Is there a reason to use semaphores here? Do they not unecessarily complicate the situation? What benefit do they provide and what kind of problems will be encountered by using a separate thread implementation for each filter DAG instead of running on a separate thread in a runloop. Were there particular design considerations which informed the decision for the current GPUImage architecture?


Solution

  • When working with a OpenGL(ES) context, bad things happen if you access it from more than one thread at a time. You could simply perform all of your rendering and interaction code on the main thread, but that would interfere with your UI and would halt any image or video processing during UI events (like pulling down a menu). There also are significant performance advantages to doing OpenGL(ES) rendering on a background thread.

    Therefore, you need a way to perform OpenGL(ES) rendering on a background thread while still protecting against simultaneous access. Manually created threads and locks would be one way to do this, but locks have significant performance overhead and properly managing manually created threads can add a lot of code (and the potential to waste resources).

    A one-block-at-a-time Grand Central Dispatch queue is an efficient and relatively easy way to provide safe, lock-free access to a shared resource like this.
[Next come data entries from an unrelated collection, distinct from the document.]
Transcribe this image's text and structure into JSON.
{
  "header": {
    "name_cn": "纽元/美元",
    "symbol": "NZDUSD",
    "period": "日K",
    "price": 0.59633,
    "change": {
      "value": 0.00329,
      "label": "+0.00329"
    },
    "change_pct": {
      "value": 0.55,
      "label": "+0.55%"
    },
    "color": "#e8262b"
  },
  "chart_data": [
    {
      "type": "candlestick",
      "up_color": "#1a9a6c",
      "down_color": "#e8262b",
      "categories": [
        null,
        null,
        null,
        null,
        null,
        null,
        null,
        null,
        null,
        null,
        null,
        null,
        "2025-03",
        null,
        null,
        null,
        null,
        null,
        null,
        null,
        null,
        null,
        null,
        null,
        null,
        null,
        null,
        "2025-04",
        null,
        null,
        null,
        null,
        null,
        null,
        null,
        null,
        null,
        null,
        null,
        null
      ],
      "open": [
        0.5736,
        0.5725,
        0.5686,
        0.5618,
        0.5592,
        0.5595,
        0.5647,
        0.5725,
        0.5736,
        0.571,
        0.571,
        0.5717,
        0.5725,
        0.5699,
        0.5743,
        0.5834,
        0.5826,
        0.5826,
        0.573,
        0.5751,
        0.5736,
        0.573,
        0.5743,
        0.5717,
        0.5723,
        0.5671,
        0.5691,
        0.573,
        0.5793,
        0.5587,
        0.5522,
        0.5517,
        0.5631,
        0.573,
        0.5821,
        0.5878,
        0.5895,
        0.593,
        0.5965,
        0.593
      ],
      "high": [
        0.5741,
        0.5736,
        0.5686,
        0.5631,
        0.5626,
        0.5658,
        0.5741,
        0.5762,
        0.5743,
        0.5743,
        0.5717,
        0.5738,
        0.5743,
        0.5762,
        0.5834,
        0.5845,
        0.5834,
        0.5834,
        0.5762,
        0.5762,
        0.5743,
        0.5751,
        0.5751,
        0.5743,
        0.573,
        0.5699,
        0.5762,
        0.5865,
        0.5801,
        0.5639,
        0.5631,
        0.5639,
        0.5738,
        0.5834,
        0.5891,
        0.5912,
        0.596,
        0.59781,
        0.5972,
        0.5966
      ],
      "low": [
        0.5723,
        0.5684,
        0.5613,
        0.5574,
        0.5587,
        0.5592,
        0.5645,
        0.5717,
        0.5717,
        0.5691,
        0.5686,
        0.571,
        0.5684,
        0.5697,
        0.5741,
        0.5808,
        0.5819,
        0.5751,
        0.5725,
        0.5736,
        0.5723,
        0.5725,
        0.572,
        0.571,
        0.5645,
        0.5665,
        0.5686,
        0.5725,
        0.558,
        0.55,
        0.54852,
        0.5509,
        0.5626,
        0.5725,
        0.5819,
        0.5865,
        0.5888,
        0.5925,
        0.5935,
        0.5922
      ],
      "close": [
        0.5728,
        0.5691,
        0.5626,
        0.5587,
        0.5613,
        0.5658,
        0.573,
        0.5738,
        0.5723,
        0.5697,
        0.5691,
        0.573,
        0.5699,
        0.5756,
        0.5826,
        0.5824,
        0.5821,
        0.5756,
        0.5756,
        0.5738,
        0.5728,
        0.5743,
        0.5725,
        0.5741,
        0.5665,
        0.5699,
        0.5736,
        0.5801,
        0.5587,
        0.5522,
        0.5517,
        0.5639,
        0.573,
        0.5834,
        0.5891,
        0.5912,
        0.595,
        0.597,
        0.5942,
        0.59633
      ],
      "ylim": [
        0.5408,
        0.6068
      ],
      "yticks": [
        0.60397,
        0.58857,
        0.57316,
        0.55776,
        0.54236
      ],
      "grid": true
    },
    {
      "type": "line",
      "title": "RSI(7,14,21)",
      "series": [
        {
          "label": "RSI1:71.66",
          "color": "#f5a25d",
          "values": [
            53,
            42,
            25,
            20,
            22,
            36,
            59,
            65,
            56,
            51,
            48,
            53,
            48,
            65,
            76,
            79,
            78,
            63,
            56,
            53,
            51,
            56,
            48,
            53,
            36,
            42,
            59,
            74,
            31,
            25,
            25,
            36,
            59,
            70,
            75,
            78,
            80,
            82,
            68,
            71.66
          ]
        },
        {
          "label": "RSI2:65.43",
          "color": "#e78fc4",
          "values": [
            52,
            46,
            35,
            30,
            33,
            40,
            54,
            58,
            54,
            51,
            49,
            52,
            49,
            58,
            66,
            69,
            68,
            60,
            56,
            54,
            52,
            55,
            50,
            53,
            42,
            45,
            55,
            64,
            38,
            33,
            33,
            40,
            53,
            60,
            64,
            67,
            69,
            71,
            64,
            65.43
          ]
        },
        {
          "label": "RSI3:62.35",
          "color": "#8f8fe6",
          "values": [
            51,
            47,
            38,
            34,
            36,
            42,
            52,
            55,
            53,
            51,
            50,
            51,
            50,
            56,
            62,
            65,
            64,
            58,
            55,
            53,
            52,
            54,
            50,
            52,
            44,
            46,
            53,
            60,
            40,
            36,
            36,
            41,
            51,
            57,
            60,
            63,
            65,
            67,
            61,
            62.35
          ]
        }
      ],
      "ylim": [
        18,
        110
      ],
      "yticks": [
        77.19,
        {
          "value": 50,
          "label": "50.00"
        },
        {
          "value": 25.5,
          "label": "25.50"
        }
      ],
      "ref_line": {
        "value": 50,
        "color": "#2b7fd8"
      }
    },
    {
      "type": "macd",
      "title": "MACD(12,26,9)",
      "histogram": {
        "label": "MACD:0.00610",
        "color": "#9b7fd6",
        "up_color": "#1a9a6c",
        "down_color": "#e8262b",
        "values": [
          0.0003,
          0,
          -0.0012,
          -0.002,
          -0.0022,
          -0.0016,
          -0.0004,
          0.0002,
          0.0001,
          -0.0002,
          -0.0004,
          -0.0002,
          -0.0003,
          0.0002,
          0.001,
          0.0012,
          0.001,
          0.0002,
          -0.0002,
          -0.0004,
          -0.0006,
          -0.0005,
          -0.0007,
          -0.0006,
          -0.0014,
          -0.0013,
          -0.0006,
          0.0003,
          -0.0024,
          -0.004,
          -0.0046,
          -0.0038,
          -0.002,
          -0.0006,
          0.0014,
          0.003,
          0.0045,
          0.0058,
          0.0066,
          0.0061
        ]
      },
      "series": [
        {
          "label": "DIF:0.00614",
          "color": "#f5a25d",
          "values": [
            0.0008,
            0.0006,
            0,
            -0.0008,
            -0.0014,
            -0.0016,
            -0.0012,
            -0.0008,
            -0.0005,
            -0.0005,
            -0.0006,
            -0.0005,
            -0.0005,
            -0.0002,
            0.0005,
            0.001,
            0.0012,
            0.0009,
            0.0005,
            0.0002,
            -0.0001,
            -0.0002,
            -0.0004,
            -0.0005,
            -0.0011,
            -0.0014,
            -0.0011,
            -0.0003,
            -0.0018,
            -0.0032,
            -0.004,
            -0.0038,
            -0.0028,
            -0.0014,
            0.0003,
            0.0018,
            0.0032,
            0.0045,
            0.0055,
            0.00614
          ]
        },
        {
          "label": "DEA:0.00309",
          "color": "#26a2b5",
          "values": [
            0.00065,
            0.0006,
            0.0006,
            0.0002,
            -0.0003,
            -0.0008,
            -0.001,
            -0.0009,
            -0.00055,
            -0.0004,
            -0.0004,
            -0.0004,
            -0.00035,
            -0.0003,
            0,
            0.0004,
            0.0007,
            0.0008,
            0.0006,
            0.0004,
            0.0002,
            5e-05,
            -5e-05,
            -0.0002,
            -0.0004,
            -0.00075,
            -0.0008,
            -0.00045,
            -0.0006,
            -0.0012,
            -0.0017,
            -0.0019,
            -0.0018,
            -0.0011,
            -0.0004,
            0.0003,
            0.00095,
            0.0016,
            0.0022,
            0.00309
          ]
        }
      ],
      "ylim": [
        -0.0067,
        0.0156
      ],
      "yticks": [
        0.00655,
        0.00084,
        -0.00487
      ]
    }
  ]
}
Any place you want to do OpenGL(ES) rendering on your context, simply wrap it in a block to be dispatched on the context's serial dispatch queue. That makes it easy to see where these accesses take place in your code, and spares you from the performance and code overhead of maintaining manual threads, runloops, and locks.

    I discuss the reason why I use dispatch semaphores in my answer here, but this is a way of selectively dropping incoming frames in response to load.

    With a serial dispatch queue like this, I want to make sure that at any given time I only have a single image or video frame working its way through the queue. With a single GPU, there is no advantage to rendering more than one image at a time.

    However, if you've got a camera providing frames to be processed at 30-60 frames per second, and your processing pipeline occasionally takes more than 1/30th or 1/60th of a second to operate on these images, you have to make a decision. Do you drop the incoming frames, or do you enqueue them to be processed? If it's the latter, you'll keep building up more and more frames in your queue until you exhaust available processing and memory resources, and you'll also see a larger and larger lag in processing.

    The dispatch semaphore allows me to immediately drop frames if there is one already being processed in the serial dispatch queue, and to do so in a performant and safe manner. It also only adds a few lines of code, almost all of which are found in my answer here (this is even shorter and more readable in Swift 3).

    The architecture I describe above has been thoroughly profiled, and has been the best solution I've found for these needs. I've used it for years to provide 60 FPS OpenGL ES rendering of molecular models on older iOS hardware, live machine vision processing on Macs, and realtime video filtering on iOS. It's proven to be pretty solid and easy to maintain, given all the things that can go wrong with multithreaded code. The overhead from the GCD queues and semaphores has never been close to a performance bottleneck in my video rendering.